Learning slavery’s lessons
Pro-life Nation is still rightly abuzz about the big news Leah Savas reports in this issue of WORLD: The Supreme Court on Sept. 1 did not give a knee-jerk “No” to the new Texas law that protects 6-week-old unborn children.
As one Texas pregnancy center director, Heather Jones, told Leah, “For now, for this season, the fact that abortion is illegal after a heartbeat is detected is something I don’t know that I ever thought I’d see in my lifetime and it’s just—it’s beautiful.”
Will this change last? Three liberal justices voted to stifle the Texas initiative. So did Chief Justice John Roberts. I hope he (and others) will keep in mind one word: slavery.
Famous Virginians more than two centuries ago opposed slavery in theory. Washington: “There is not a man living who wishes more sincerely than I do to see a plan adopted for the abolition of slavery.” Jefferson: “There is nothing I would not sacrifice to a practicable plan of abolishing every vestige of this moral and political depravity.” Madison: “The mere distinction of colour [is] ground for the most oppressive domination ever exercised by man over man.”
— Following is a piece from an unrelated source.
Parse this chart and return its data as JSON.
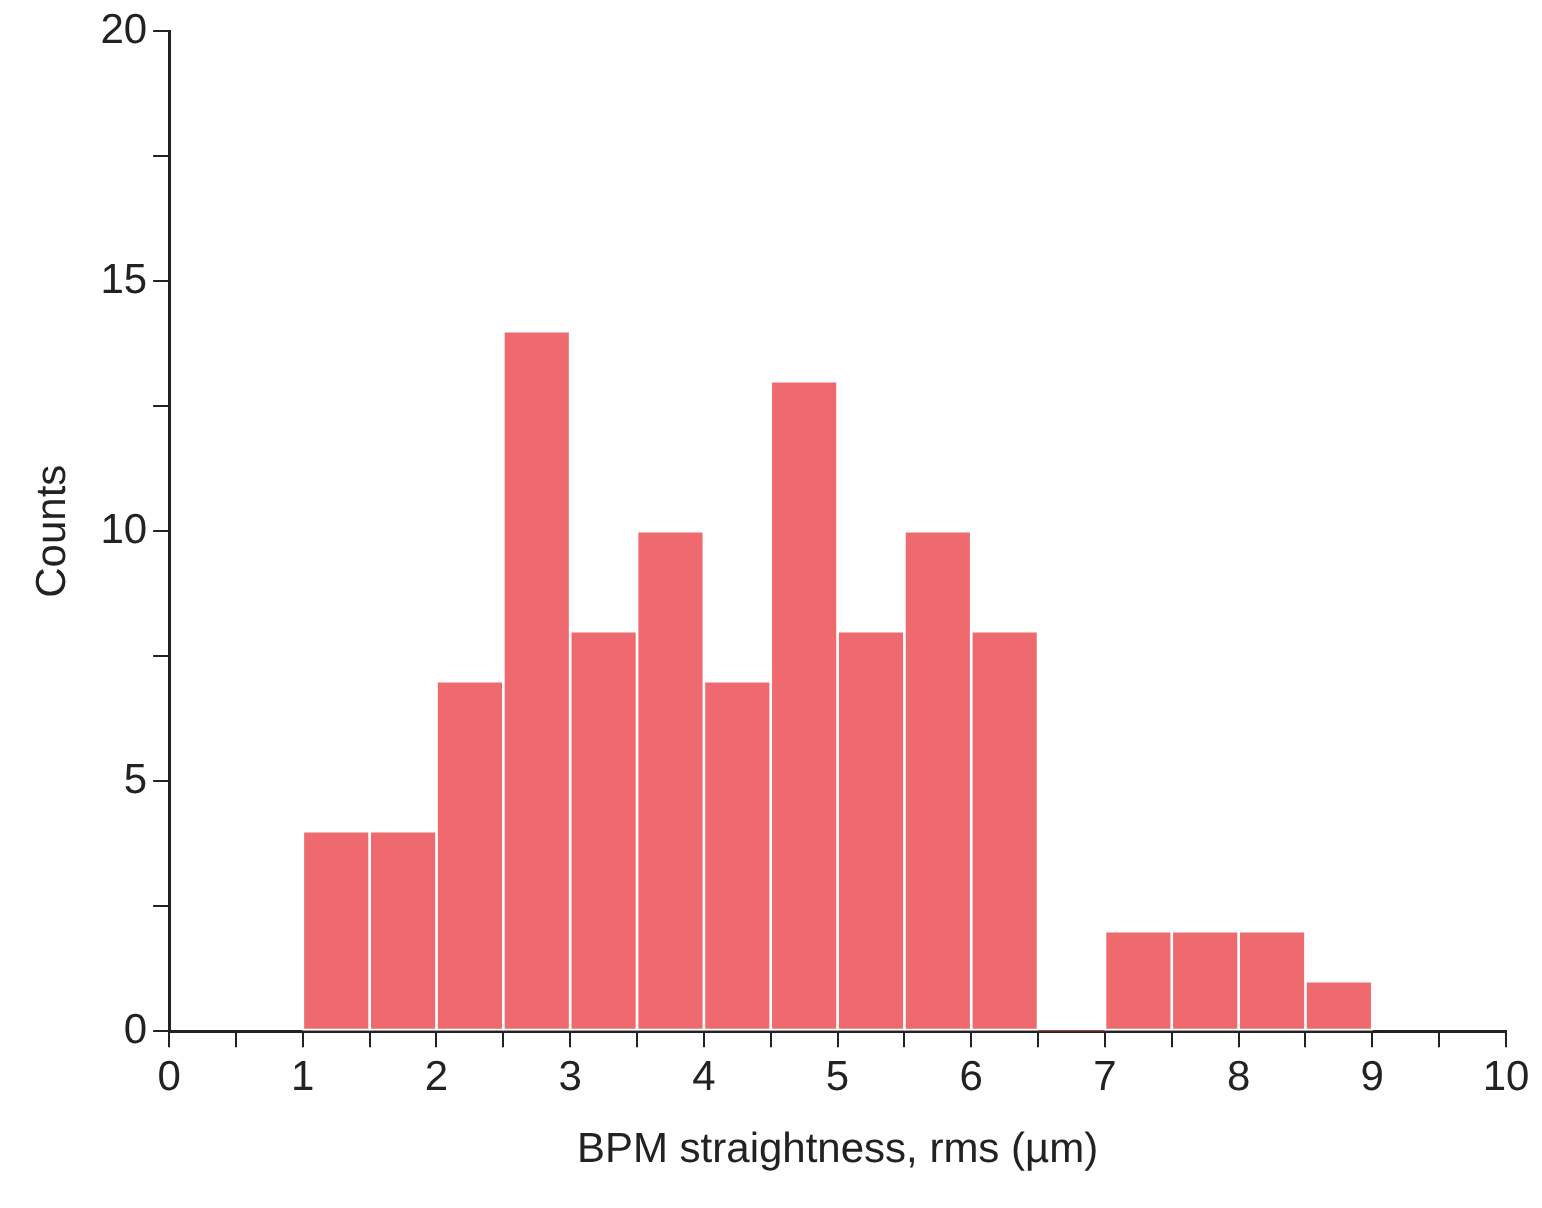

In practice, though, they were stare decisis, let it stand. Washington said freeing slaves would produce “inconvenience and mischief.” (He hoped it could happen bit by bit.) Jefferson said, “We have the wolf by the ear, and we can neither hold him nor safely let him go.” Madison noted “the magnitude of this evil” and spoke of “devising a satisfactory remedy,” eventually.
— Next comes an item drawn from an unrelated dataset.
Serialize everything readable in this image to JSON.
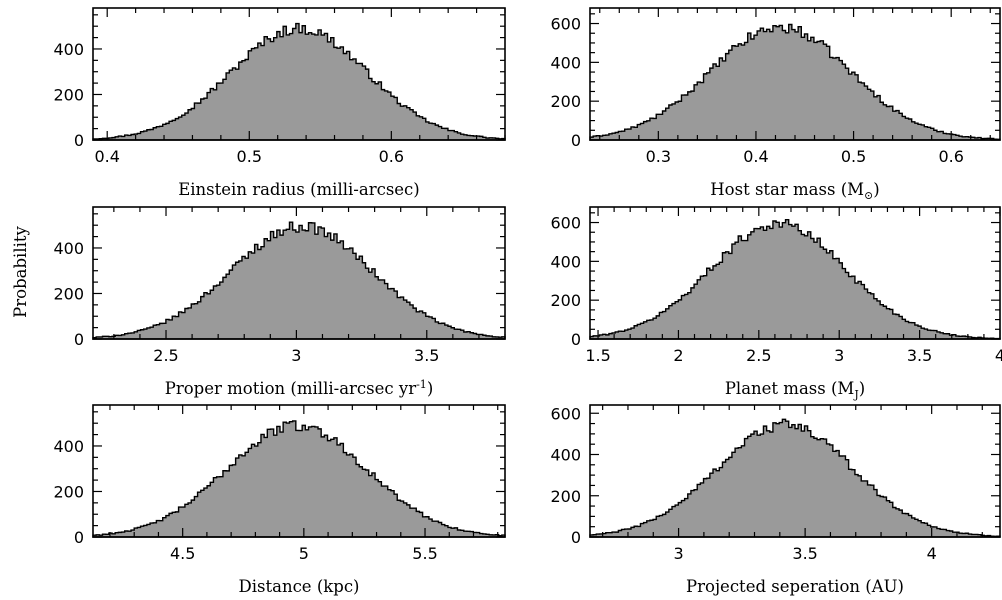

That’s where Roberts may be on abortion: He’s not for it, but Roe v. Wade is “the settled law of the land.” Except it’s not, and many state legislatures have made that clear. The Texas law pushes the envelope furthest: It creates protection for unborn children and allows individuals to bring civil suits against abortionists and their accomplices.
The headline of a New York Times column on Sept. 4 complained, “We Are Becoming a Nation of Vigilantes.” Law school professors Jon Michaels and David Noll said the Texas law invites “guerrilla investigative tactics.” That’s true and it’s potentially a problem, but the new law exists only because the U.S. Supreme Court has not allowed other options. If the court lets stand the Mississippi 15-week protection law it will soon consider, that will be a first step toward avoiding guerrilla war.
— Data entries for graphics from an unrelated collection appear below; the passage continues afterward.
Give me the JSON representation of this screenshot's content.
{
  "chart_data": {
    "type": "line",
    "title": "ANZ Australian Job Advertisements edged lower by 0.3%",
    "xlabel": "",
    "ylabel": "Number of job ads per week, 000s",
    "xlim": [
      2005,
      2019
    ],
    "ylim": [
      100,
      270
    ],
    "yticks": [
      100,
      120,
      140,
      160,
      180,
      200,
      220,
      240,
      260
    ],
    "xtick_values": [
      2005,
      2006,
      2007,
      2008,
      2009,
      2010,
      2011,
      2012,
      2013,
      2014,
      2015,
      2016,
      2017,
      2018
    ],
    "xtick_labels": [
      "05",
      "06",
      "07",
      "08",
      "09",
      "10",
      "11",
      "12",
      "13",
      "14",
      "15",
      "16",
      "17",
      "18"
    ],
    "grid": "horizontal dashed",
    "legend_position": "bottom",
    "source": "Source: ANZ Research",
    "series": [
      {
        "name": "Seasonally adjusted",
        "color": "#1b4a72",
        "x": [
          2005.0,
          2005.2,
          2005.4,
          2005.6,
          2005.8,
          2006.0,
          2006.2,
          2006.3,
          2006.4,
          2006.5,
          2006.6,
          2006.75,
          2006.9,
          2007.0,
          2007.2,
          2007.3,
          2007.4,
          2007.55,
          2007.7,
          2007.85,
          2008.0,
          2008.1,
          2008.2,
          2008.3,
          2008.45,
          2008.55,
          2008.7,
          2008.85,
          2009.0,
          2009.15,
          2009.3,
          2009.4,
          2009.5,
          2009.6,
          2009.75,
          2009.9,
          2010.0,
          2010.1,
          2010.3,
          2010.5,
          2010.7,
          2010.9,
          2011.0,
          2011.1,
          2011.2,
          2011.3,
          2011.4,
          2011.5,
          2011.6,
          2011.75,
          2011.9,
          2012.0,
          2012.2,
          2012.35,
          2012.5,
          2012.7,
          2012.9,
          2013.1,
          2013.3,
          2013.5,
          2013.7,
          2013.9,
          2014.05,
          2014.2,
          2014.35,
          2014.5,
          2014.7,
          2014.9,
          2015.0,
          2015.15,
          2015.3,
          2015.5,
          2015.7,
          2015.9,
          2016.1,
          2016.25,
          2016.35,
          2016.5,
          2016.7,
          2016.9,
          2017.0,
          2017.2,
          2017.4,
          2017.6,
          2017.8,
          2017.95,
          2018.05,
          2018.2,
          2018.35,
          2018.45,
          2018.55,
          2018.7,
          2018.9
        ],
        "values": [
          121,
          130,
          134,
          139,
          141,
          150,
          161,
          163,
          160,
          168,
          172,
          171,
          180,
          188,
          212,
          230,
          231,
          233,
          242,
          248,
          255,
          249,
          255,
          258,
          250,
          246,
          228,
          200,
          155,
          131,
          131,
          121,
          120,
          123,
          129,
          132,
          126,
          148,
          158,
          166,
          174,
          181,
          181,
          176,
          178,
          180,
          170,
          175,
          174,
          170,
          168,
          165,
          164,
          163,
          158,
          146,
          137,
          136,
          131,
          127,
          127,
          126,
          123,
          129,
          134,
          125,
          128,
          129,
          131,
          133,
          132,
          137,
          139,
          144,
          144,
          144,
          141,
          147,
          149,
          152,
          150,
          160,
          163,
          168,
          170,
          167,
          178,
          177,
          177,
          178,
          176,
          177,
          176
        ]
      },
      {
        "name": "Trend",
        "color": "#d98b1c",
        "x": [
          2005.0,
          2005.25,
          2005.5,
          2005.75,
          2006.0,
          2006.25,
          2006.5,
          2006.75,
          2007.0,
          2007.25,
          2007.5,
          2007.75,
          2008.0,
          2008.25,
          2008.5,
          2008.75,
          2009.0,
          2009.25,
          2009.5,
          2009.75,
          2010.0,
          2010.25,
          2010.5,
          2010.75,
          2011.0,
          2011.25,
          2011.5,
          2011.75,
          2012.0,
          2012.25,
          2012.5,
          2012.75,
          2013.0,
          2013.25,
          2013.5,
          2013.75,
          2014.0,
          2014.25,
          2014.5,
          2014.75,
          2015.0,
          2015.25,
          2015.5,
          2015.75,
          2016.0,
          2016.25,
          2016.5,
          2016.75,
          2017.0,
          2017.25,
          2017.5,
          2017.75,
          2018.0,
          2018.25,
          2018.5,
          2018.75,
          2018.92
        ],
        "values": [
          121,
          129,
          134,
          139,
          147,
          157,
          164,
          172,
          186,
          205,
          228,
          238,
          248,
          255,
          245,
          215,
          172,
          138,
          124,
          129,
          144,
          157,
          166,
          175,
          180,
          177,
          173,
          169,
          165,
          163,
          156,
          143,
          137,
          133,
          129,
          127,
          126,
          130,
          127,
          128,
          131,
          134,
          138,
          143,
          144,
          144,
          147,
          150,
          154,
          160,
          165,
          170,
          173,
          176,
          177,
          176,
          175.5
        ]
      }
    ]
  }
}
And if the court keeps slamming the door? Another Virginian slaveowner, George Mason, described slavery as “a slow Poison … contaminating the Minds & Morals of People.” Slavery obviously harmed blacks but also made whites “Practiced in Acts of Despotism & Cruelty … callous to the Dictates of Humanity.” Mason wrote that when we learn “to regard a part of our own Species in the most abject & contemptible Degree below us, we lose that Idea of the Dignity of Man” and become “Habituated from our Infancy to trample upon the Rights of Human Nature.”
That describes the effects of abortion. Its primary victims are unborn children and their mothers. Its primary beneficiaries are men empowered in irresponsibility and organizations not inconvenienced by employees giving birth, taking time off, and maybe leaving the workforce. But all who have received the gift of being born, then pick on those who haven’t, shrink our understanding of human dignity and human rights.
Mason was one of only three delegates to the Constitutional Convention who refused to sign the document: He thought it needed a Bill of Rights and an immediate end to the importation of slaves. It took 78 years and a civil war for slavery to end. The Supreme Court’s Plessy v. Ferguson “separate but equal” decision lasted for 58 years until Brown v. Board of Education (1954) weakened it, and subsequent decisions and laws ended it.
It’s 48 years since Roe v. Wade, which has polarized and poisoned American politics. The Supreme Court over the next year will decide whether we begin to heal or become that nation of vigilantes.